Antigo dono de uma loja de kebabs, viu o seu negócio florescer até ao ponto de poder, com o seu aforro e vida monacal (quem sabe oriunda da ortodoxia grega), comprar não só a loja mas o prédio inteiro nesta Hornsey Road, que na altura era um subúrbio para a working-class mas que hoje constitui a fronteira entre a Londres posh e civilizada de Angel e a Londres dos excluídos de Finsbury Park.
Daí até à reafectação dos seus recursos para negócio mais rentável, foi uma questão de tempo. Uma década. Talvez nem tanto.
Depois de algumas obras de melhoramento no miolo do edifício, conseguiu criar uma espécie de pensão nos 1º e 2º andares e a sua própria casa familiar, no groundfloor, com entrada independente. Ali vive com a sua mulher Katie (não sei se o nome é o original) e com um dos filhos, pós-adolescente. O filho nunca o vi mas a Katie tem ar de mulher saída de uma novela de Jane Austen. Estóica e conservadora (no sentido sócio-político e não religioso), é a esperta da família, sempre atenta e veloz a corrigir as alarvidades do marido.
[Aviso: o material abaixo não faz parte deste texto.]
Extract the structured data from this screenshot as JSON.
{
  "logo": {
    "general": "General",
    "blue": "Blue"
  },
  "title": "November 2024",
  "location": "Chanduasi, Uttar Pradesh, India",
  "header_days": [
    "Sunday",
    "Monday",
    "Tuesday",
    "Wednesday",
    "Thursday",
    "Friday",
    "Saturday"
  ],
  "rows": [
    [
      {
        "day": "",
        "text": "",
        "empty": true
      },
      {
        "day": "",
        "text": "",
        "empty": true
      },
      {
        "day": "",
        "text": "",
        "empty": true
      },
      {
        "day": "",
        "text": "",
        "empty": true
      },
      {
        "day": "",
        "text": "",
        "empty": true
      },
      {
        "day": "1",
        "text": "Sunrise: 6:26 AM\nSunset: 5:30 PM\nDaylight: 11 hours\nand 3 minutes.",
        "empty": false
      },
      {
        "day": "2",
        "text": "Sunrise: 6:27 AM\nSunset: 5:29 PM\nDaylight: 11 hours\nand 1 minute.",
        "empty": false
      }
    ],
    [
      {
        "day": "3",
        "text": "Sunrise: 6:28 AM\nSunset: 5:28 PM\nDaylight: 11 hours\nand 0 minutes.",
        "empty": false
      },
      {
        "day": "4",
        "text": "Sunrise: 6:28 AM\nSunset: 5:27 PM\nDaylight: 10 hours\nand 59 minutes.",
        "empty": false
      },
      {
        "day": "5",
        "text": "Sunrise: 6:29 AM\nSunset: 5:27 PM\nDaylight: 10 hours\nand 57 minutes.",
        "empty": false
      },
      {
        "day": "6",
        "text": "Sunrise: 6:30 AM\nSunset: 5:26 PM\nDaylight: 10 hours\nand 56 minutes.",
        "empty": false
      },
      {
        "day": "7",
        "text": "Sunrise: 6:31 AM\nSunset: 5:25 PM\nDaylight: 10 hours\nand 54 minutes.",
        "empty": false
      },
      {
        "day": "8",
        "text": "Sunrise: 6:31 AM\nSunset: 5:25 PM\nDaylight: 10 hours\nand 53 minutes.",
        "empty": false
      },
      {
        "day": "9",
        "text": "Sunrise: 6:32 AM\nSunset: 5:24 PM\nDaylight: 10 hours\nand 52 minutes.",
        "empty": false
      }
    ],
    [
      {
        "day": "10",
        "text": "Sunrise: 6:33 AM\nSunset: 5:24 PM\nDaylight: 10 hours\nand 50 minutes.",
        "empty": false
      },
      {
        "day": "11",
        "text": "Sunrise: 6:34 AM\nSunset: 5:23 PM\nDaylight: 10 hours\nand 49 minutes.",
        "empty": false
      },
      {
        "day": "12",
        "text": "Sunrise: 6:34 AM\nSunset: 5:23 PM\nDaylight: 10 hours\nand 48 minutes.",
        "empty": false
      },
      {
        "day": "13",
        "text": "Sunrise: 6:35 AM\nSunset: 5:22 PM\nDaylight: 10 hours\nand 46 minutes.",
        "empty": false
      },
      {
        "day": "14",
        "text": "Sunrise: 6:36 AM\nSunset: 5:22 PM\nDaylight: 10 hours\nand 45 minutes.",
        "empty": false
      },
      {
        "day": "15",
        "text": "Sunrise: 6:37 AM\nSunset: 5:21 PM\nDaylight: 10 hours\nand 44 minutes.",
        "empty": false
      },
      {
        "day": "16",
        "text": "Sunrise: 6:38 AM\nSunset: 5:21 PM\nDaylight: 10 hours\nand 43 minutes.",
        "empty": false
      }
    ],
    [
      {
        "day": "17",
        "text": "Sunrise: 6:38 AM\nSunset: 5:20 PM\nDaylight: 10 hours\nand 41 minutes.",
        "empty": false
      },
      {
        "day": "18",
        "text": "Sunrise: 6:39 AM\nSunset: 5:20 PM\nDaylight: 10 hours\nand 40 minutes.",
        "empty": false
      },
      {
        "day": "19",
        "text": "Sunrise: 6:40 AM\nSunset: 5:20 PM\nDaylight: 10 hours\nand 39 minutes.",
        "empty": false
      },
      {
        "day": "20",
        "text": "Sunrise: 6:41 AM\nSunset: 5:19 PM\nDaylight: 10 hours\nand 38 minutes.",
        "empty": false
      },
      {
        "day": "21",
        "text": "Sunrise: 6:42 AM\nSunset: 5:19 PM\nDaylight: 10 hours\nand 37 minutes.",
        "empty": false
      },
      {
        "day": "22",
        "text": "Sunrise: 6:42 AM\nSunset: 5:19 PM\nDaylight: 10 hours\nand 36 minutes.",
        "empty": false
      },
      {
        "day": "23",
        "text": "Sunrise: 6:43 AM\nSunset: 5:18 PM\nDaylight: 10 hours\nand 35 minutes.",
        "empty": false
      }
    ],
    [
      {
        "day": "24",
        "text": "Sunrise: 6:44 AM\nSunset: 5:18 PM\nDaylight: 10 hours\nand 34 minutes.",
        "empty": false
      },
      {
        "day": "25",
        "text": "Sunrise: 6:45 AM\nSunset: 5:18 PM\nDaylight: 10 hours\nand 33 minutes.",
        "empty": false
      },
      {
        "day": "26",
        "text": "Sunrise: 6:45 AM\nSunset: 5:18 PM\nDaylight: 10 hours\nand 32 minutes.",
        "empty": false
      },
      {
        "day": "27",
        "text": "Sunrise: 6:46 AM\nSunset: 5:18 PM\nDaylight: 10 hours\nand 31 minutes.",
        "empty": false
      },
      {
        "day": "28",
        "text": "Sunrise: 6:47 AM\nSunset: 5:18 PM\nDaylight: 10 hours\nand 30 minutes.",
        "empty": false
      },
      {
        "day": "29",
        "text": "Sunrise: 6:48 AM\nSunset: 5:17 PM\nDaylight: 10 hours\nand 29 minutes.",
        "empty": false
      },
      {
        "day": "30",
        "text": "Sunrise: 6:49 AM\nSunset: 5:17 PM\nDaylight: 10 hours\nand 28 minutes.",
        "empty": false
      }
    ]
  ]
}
Funcionária bancária (sim, ela não deixou o seu emprego seguro no Bank of Ciprus, branch of London, porque isto do negócio imobiliário nunca se sabe com o que contar), veio para Londres estudar quando tinha 20 anos mas o máximo que deve conhecer da movida é um ou outro pub em Trafalgar Square, onde bebeu cidra com as amigas e caiu para o lado. Dos anos 70, a única coisa de que se deve lembrar é a festa do Jubileu da rainha ou o nascimento da filha da Princesa Ana, acontecimentos que seguiu com atenção através da insuspeita BBC.
Imagino-a, escandalizada, a mudar de estação de rádio aos primeiros acordes de Clash ou Sex Pistols, preferindo uma que passasse os hits do Festival da Eurovisão.
No sossego do seu lar, Andreas mata o tempo a fazer a contabilidade familiar (empreendimento que deve abandonar quando surge a primera conta de dividir) e a escutar a Radio Ciprus da sala de estar, que ainda hoje, em vez de janelas para a rua, tem um portão azul, corrido, que era a entrada da sua velha loja de kebabs. De quando em vez arma-se em plumber, de chave-inglesa na mão, e percorre todos os andares do prédio para arranjar uma suposta falha mecânica no sistema de aquecimento central (que está quase sempre desligado para não gastar). Tudo não passa, obviamente, de uma operação patética de verificação das condições em que os seus tennants (duas americanas, um americano, um irlandês e um português, todos estudantes post-graduate, thirty-something) deixaram a cozinha e os WC's. Quase sempre dá de caras com um ou outro de nós. Fica vermelho, atrapalhado e gagueja como uma criança de 9 anos quando faz asneira. Na mais pequena oportunidade, chega mesmo a entrar nos quartos (recorde-se, propriedade privada dos arrendatários, a partir da celebração do contrato de 5 páginas), com olfacto canino, para tentar perceber se houve alguma actividade subversiva durante a noite. Tudo feito ao melhor estilo de espionagem John le Carré, autor da única obra que deve ter começado a ler na versão original, quando veio para Londres , mas que ainda não terminou por dificuldades linguísticas.

2 Comments:

Anonymous Anónimo said...

Está assumido, com este post,o compromisso definitivo de um diário londrino!!!!!!!!!!
FT

3:23 da tarde

 
Blogger San said...

Ia tudo muito bem, estava já a bater-te palmas pela belíssima crónica, quando sintonizaste o John LeCarré com o teu senhorio levantino !

John LeCarré?!?!
Não seria antes Leslie Charteris? John Gardner?